A semigroup method for high dimensional committor functions based on neural network
This method offers a more efficient and robust way to compute committor functions for researchers and practitioners working with high-dimensional stochastic systems, particularly in fields like chemistry and physics.
This paper introduces a neural network-based method for calculating high-dimensional committor functions that adhere to Fokker-Planck equations. The method leverages an integral formulation derived from the semigroup of the differential operator, rather than directly solving partial differential equations.

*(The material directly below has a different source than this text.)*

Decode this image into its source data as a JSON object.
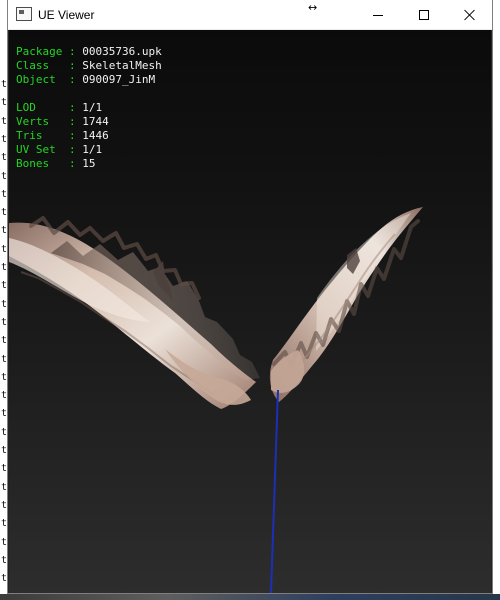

This approach allows for the use of stochastic gradient descent without computing mixed second-order derivatives and automatically incorporates boundary conditions.

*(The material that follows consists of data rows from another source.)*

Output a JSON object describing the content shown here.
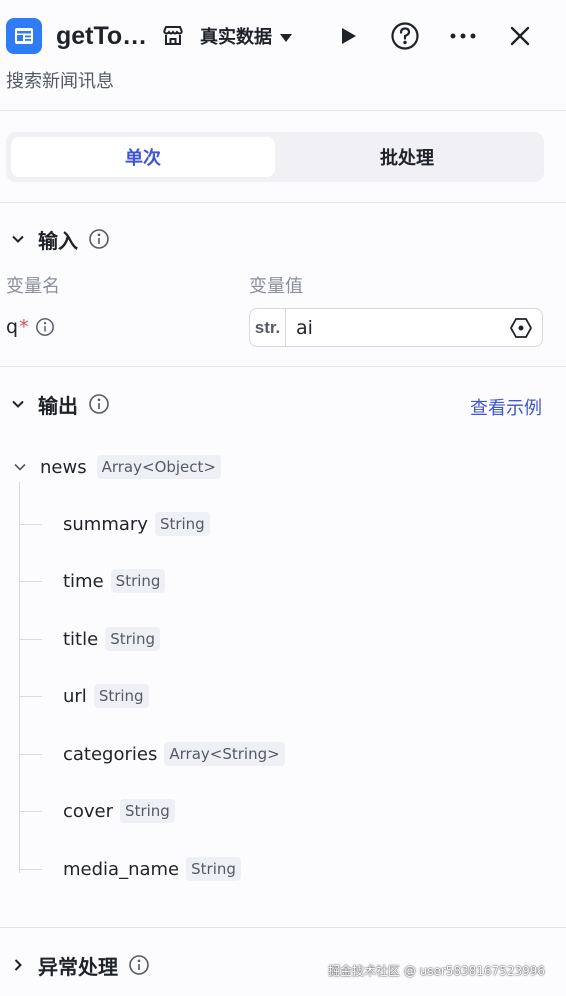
{
  "header": {
    "title": "getTo…",
    "data_mode": "真实数据",
    "subtitle": "搜索新闻讯息"
  },
  "tabs": [
    {
      "label": "单次",
      "active": true
    },
    {
      "label": "批处理",
      "active": false
    }
  ],
  "input": {
    "title": "输入",
    "col_name": "变量名",
    "col_value": "变量值",
    "var_name": "q",
    "required_mark": "*",
    "type_tag": "str.",
    "value": "ai"
  },
  "output": {
    "title": "输出",
    "example_link": "查看示例",
    "root": {
      "name": "news",
      "type": "Array<Object>"
    },
    "fields": [
      {
        "name": "summary",
        "type": "String"
      },
      {
        "name": "time",
        "type": "String"
      },
      {
        "name": "title",
        "type": "String"
      },
      {
        "name": "url",
        "type": "String"
      },
      {
        "name": "categories",
        "type": "Array<String>"
      },
      {
        "name": "cover",
        "type": "String"
      },
      {
        "name": "media_name",
        "type": "String"
      }
    ]
  },
  "exception": {
    "title": "异常处理"
  },
  "watermark": "掘金技术社区 @ user5838167523996",
  "icons": [
    "app-icon",
    "store-icon",
    "play-icon",
    "help-icon",
    "more-icon",
    "close-icon",
    "chevron-down-icon",
    "chevron-right-icon",
    "info-icon",
    "variable-icon"
  ],
  "colors": {
    "accent": "#3d55d8",
    "app_icon": "#2f7cf6",
    "required": "#e5484d"
  }
}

This paper proposes a new method based on neural networks for computing the high-dimensional committor functions that satisfy Fokker-Planck equations. Instead of working with partial differential equations, the new method works with an integral formulation based on the semigroup of the differential operator. The variational form of the new formulation is then solved by parameterizing the committor function as a neural network. There are two major benefits of this new approach. First, stochastic gradient descent type algorithms can be applied in the training of the committor function without the need of computing any mixed second-order derivatives. Moreover, unlike the previous methods that enforce the boundary conditions through penalty terms, the new method takes into account the boundary conditions automatically. Numerical results are provided to demonstrate the performance of the proposed method.